The Refugee Olympic Team entering the games in Tokyo.

Three members of the Refugee Olympic Team competing at the Tokyo Olympic who are refugees from South Sudan are heading to an Ontario college this fall.

Rose Nathike Likonyen, Paulo Amotun Lokoro and James Nyang Chiengjiek will be attending Sheridan College in Oakville, Ont., under the new athletic stream of the Student Refugee Program. They will be the first student cohort where a post-secondary institution privately sponsors refugees.

All three athletes fled from South Sudan as children and grew up in the Kakuma refugee camp in Kenya, where they still live.

Embed from Getty Images

Sheridan College is working with the United Nations High Commissioner for Refugees, the International Olympic Committee and the World University Service of Canada — a non-profit that manages the Student Refugee Program — to bring the three to Canada safely.

The students, however, aren’t the first refugee athletes in Canada. Hamoon Derafshipour, one of the members of the Refugee Olympic Team at the Tokyo Olympic games and lives in Canada with his wife, Samira Malekipour. The 28-year-old, a member of the Refugee Olympic karate team, fled Iran in 2019 for Kitchener, Ont.

The Refugee Team at the Tokyo Olympics is home for those displaced from their birth nations, giving refugees the potential to compete at the games against the world’s best athletes.

Embed from Getty Images

“Today, we welcome you with open arms and offer you a peaceful home. Welcome to our Olympic community,” said IOC president Thomas Bach, speaking at the opening ceremony.

The International Olympic Committee created the Refugee Olympic Committee for the 2016 Rio de Janeiro Olympics to allow athletes to keep competing even if they have been forced to leave their home countries. At the Rio games, 10 athletes competed and are set to include 29 athletes this time in Tokyo.

“These inspiring young people have overcome the immense challenge, forced displacement and significant setbacks to embody the hope and aspirations of the world’s more than 82 million forcibly displaced people on the Olympic stage,” said UN High Commissioner for Refugees Filippo Grandi in a personal message to this year’s team.

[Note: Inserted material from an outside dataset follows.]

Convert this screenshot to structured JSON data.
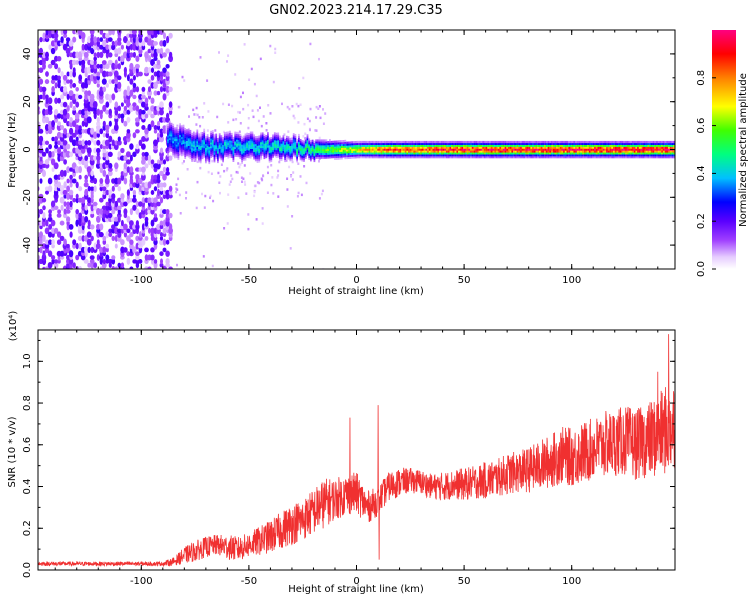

Marching under the Olympic flag at the opening ceremony of the Tokyo games, the displaced athletes came from Syria, Republic of the Congo, Democratic Republic of the Congo, South Sudan, Sudan, Eritrea, Venezuela, Iran, Iraq, Afghanistan, and Cameroon.

The athletes trained in 13 host countries, including Canada.

To be selected for the Refugee Team, athletes must be recognized refugees or beneficiaries of international protection according to the United Nations High Commissioner for Refugees (UNHCR) agency, plus have proven high-level competition results in their sport.